Dies ist der Fall beim „Store Mode“-Konzept von Zara, das zunächst in Spanien angeboten und später auf das Vereinigte Königreich, Japan, Europa und die USA ausgeweitet wurde. Es ermöglicht den Verbrauchern, über die App des Unternehmens die Verfügbarkeit eines Produkts in einem Geschäft zu prüfen, es zu kaufen und innerhalb von 30 Minuten abzuholen. Wenn sie das Produkt nicht kaufen wollen, bevor sie es physisch gesehen haben, können sie eine Geolokalisierungsfunktion nutzen, um das Produkt im Geschäft  zu finden und eine Umkleidekabine zum Ausprobieren zu buchen.

Das können Unternehmen angesichts der rasanten Entwicklung neuer Technologien tun

Einkaufserlebnisse können auch mit anderen Aktivitäten verknüpft werden, die den Verbrauchern Spaß machen – wie zum Beispiel Zeit in sozialen Medien zu verbringen.

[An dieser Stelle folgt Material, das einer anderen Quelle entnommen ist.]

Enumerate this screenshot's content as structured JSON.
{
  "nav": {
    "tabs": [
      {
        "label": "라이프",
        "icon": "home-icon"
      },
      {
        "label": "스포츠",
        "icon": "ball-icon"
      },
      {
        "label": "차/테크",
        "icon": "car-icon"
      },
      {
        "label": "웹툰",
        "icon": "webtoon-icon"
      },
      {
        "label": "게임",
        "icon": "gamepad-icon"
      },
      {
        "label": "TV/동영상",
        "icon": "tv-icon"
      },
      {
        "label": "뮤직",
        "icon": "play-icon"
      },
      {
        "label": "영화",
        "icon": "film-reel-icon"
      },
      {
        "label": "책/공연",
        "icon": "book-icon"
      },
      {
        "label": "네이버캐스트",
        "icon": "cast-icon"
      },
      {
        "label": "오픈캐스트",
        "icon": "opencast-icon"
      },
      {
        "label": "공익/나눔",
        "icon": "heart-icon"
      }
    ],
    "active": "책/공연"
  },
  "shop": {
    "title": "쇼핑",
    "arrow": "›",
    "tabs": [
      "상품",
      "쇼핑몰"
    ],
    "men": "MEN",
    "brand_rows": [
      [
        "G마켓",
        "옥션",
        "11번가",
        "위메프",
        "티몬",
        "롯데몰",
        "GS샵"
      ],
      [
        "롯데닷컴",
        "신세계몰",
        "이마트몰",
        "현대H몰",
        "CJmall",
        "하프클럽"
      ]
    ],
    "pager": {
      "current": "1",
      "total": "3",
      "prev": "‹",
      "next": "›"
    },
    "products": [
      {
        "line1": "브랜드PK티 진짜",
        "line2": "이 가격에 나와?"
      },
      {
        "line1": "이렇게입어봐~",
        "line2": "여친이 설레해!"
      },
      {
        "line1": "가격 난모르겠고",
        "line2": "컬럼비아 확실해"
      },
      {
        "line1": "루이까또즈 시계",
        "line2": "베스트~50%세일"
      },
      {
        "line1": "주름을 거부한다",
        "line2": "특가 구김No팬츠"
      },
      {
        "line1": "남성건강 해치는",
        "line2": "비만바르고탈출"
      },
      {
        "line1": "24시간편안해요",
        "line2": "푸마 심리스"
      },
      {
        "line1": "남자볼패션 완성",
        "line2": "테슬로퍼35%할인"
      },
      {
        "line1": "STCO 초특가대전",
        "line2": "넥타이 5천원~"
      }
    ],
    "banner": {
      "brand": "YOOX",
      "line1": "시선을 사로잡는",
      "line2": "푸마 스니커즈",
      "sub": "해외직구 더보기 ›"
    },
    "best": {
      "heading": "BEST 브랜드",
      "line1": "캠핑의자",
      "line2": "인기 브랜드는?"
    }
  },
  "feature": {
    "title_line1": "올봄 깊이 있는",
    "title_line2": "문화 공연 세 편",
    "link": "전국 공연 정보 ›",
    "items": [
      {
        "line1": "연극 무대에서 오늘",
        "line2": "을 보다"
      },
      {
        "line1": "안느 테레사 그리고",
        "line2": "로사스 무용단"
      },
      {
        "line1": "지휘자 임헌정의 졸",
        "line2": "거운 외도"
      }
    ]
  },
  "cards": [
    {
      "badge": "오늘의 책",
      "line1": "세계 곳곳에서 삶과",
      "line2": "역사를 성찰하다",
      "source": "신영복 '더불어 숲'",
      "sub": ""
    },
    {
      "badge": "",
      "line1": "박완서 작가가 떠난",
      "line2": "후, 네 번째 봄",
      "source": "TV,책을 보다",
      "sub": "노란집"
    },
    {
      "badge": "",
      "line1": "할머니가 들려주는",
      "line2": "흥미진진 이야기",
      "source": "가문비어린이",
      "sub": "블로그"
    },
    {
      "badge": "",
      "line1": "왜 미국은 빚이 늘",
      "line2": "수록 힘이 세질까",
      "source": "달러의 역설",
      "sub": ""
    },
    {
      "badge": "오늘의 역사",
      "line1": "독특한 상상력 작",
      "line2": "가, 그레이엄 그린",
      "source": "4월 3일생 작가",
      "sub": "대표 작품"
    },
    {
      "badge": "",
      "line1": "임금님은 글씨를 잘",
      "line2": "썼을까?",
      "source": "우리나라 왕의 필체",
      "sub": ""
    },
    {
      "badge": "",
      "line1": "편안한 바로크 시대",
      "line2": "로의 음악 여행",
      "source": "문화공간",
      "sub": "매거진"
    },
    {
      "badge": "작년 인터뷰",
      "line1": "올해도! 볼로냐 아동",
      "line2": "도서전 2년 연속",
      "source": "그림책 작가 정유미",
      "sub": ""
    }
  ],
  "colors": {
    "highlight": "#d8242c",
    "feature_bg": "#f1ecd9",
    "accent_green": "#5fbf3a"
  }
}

In diesem Zusammenhang haben Unternehmen Social-Shopping-Aktivitäten entwickelt, die es den Verbrauchern ermöglichen, mit anderen zu interagieren – sowohl von Angesicht zu Angesicht als auch online über Social-Media-Plattformen. Dies ist bereits bei einigen Kosmetikunternehmen wie Sephora der Fall, die die Facebook Live Fridays eingeführt haben. Hier können sich Verbraucher Videos ansehen, mit Influencern und anderen Verbrauchern über Produkte diskutieren und diese direkt auf Facebook kaufen.

Doch was können Unternehmen angesichts der rasanten Entwicklung neuer Technologien tun, um sich in diesem künftigen Einkaufsszenario nicht in die falsche Richtung zu bewegen? In erster Linie müssen sie sich auf ihre Verbraucher konzentrieren. Die Zukunft des Einkaufens beruht auf einer gründlichen Kenntnis der intrinsischen Motivationen der Verbraucher und dem Verständnis, dass es für sie keine wahrgenommenen Barrieren zwischen online und offline gibt. Neue Technologien sind in diesem Zusammenhang ein Mittel, um reichhaltigere und bessere Einkaufserlebnisse zu bieten, die die Bedürfnisse und Wünsche der Kunden über verschiedene Marketingkanäle und in verschiedenen Phasen der Customer Journey erfüllen und übertreffen.